Hawkins biggest hypothesis, though, is one that I find intriguing but far from self-evident: that a single algorithm that produces “predictive ability [from] a hierarchical memory,” is sufficient to achieve intelligence. Hawkins was a founder of Palm and Handspring and I was surprised that On Intelligence is rested on the structure of the neocortex and not on computational structures. Of course, a premise is that the neural structures he talks about are computational, and he presents his theory in terms of a few block diagrams, but the book is several steps away from presenting the source code, as it were.

 

This is a little disappointing, because Hawkins’ hypothesis could be tested with relatively easy computational experiments. That the human brain has a gazillion neurons and a bazillion interconnections is largely irrelevant if the phenomena that Hawkins claims arise from relatively small collections of neurons.

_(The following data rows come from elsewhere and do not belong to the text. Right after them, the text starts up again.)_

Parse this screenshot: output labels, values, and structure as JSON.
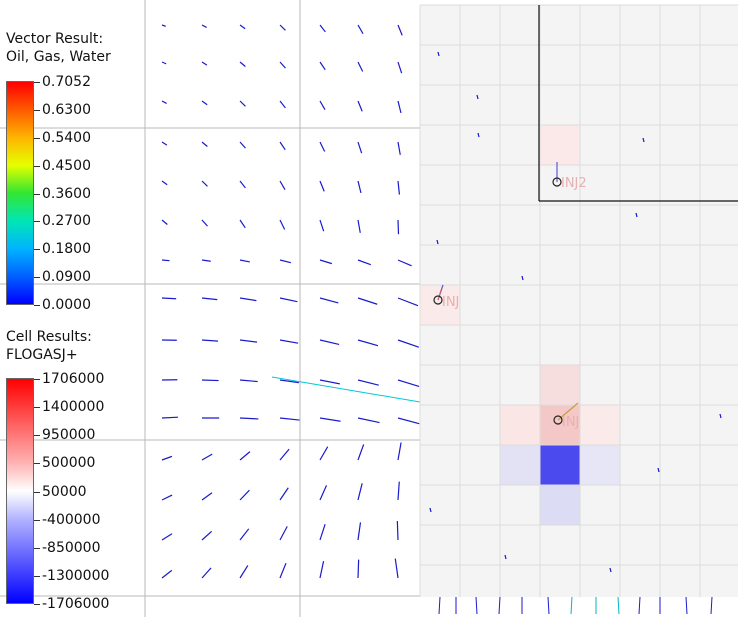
{
  "vector_legend": {
    "title_line1": "Vector Result:",
    "title_line2": "Oil, Gas, Water",
    "labels": [
      "0.7052",
      "0.6300",
      "0.5400",
      "0.4500",
      "0.3600",
      "0.2700",
      "0.1800",
      "0.0900",
      "0.0000"
    ]
  },
  "cell_legend": {
    "title_line1": "Cell Results:",
    "title_line2": "FLOGASJ+",
    "labels": [
      "1706000",
      "1400000",
      "950000",
      "500000",
      "50000",
      "-400000",
      "-850000",
      "-1300000",
      "-1706000"
    ]
  },
  "wells": {
    "inj2": "INJ2",
    "inj1": "INJ",
    "inj3": "INJ"
  },
  "colors": {
    "vector": "#1a1acc",
    "grid": "#b8b8b8",
    "panel": "#f4f4f4",
    "cell_red": "#f7d4d4",
    "cell_blue": "#4a4aee",
    "cell_lightblue": "#dcdcf4"
  }
}
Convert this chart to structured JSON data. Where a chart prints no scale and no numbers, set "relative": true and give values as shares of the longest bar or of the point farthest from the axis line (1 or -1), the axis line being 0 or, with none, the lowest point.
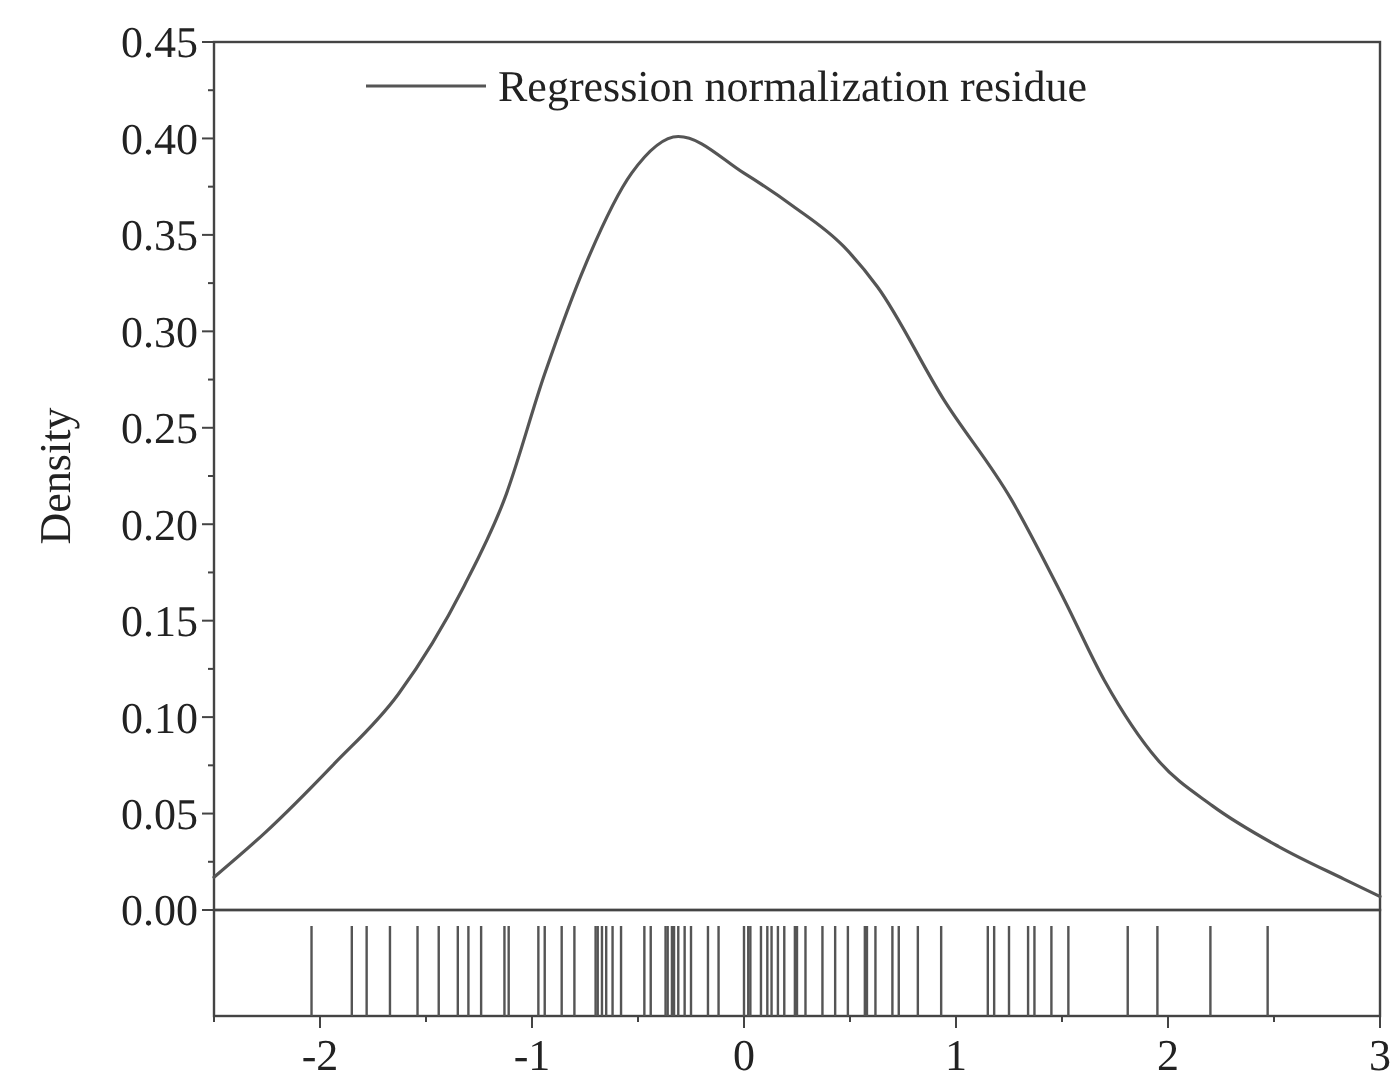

A testbed that maps well into Hawkins theories is the world of “complete information, zero-sum, binary placement gridded games.” Tic-Tac-Toe, Reverise/Othello, and Go are all this type of game: they all take place on a grid and involve sequential placement of opposing symbols. Unlike Poker, there’s no hidden knowledge or probability issues; winning is binary; and unlike Chess or Checkers, you don’t have to understand movement. A “play” is the changing of a position from an indeterminate state to a determinate one and the consequences of that play. Helpfully, Tic-Tac-Toe is close to trivial and Go is computationally more difficult than Chess. Any model that could solve Tic-Tac-Toe and simple be scaled to Go would be an incredible triumph.

 

And although we probably don’t have much insight into what Hawkins’ theories predict for the form of a Go-solving intelligence, they are testable with Tic-Tac-Toe. It should be straightforward to create a “cortextlike memory system” whose “sensory inputs” are Tic-Tac-Toe placement sequences. So, for instance, a blank grid followed by an X in the upper-left and then an O in the lower-right might be encoded as: “??? ??? ???, X?? ??? ???, X?? ??? ??O”. If Hawkins’ model is correct, then one would expect certain things to be emergent in the self-organizing higher-levels of his hierarchies. Note that we are not testing the ability of a connectionist system to play Tic-Tac-Toe (Tic-Tac-Toe is possible to “solve” with a traditional neural net approach, Go is almost certainly not). Specifically, it follows from Hawkins’ theories that in Tic-Tac-Toe, if the first play is to a corner then a single high-level component should be responsible for “expecting” play to the opposite corner — no matter which corner is initially played  even if the system has never been exposed to play from a particular corner. Optimal play in Tic-Tac-Toe is very straightforward and recognizable, rotational equivalence is trivial compared to the types of sensory interpolation the book asserts are explainable, and yet, it is not self-evident that Hawkins’ model will pass such a test.

 

The book has a companion site at OnIntelligence.org — I just posted a similar comment to the above paragraph, we’ll have to see if anything comes of it.